不同消毒方式对草莓连作土壤的影响

doi:10.16178/j.issn.0528-9017.20240891

摘要/Abstract

摘要：

为深入探讨草莓连作土壤对不同消毒方式的响应,本研究设置了3个处理组:T1(臭氧水消毒)、T2(次氯酸水消毒)、T3(高温高压灭菌),以清水处理为对照,研究不同消毒方式在处理后1、15、30 d对土壤理化性质、土壤酶活性及土壤微生物生物量的影响。结果表明,臭氧水、次氯酸水处理以及高温高压灭菌处理均在不同程度上影响了土壤理化性质和土壤酶活性,三者均提高了土壤pH值。
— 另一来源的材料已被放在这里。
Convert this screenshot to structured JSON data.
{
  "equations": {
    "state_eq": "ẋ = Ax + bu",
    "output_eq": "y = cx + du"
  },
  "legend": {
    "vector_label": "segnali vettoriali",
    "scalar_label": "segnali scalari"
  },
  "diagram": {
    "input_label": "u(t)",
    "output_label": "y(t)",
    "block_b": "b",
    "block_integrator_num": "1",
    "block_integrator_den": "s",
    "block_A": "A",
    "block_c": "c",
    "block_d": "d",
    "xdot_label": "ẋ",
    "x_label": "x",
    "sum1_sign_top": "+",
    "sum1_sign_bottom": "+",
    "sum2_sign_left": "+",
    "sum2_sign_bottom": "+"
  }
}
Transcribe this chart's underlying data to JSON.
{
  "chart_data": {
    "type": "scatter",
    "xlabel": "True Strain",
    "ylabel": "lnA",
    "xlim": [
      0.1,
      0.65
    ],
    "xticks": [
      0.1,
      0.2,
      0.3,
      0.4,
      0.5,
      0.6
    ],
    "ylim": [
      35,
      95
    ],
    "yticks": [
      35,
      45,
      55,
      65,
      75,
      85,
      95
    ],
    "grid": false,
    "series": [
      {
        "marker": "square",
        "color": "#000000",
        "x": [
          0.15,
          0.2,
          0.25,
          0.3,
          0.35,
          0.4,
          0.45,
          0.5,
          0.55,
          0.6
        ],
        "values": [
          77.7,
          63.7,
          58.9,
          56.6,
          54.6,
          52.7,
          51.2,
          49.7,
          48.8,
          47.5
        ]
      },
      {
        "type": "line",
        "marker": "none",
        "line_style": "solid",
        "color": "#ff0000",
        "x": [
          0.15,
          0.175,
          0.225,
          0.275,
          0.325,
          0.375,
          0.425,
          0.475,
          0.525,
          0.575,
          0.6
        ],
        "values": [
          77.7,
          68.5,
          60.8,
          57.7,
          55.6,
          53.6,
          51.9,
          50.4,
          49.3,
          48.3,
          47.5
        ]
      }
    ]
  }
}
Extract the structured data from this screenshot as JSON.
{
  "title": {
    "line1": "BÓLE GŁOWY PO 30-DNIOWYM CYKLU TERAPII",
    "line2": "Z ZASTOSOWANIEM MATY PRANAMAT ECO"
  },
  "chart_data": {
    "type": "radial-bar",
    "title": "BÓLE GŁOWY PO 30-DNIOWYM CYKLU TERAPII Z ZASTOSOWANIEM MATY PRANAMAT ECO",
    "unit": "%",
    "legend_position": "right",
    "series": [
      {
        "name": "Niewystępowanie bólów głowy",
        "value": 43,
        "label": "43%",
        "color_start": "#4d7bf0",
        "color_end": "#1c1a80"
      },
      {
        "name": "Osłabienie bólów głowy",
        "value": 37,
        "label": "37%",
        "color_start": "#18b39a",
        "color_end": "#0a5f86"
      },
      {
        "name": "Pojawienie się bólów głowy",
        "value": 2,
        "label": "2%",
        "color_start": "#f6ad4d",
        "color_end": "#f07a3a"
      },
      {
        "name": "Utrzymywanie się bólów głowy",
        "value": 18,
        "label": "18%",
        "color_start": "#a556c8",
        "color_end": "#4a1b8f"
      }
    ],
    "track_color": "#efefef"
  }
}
其中,臭氧水有效提高了土壤中的速效钾、速效氮含量。次氯酸水处理后的土壤养分含量变化不明显,酸性磷酸酶(ACP)、亮氨酸氨基肽酶(LAP)、纤维素二糖水解酶(CBH)活性处于较高水平,可溶性有机碳(DOC)含量高于其他处理。此外,高温高压灭菌处理降低了土壤中速效磷、有机质的含量和β-葡萄糖苷酶(βG)、ACP活性,但该处理下的DOC、微生物生物量磷(MBP)含量较高。综上,本试验所选的3种消毒方式均对草莓连作土壤有一定的改良效果,且与传统的化学消毒方式相比均没有化学残留,环保性较好,在现代农业生产中有着广泛的应用前景。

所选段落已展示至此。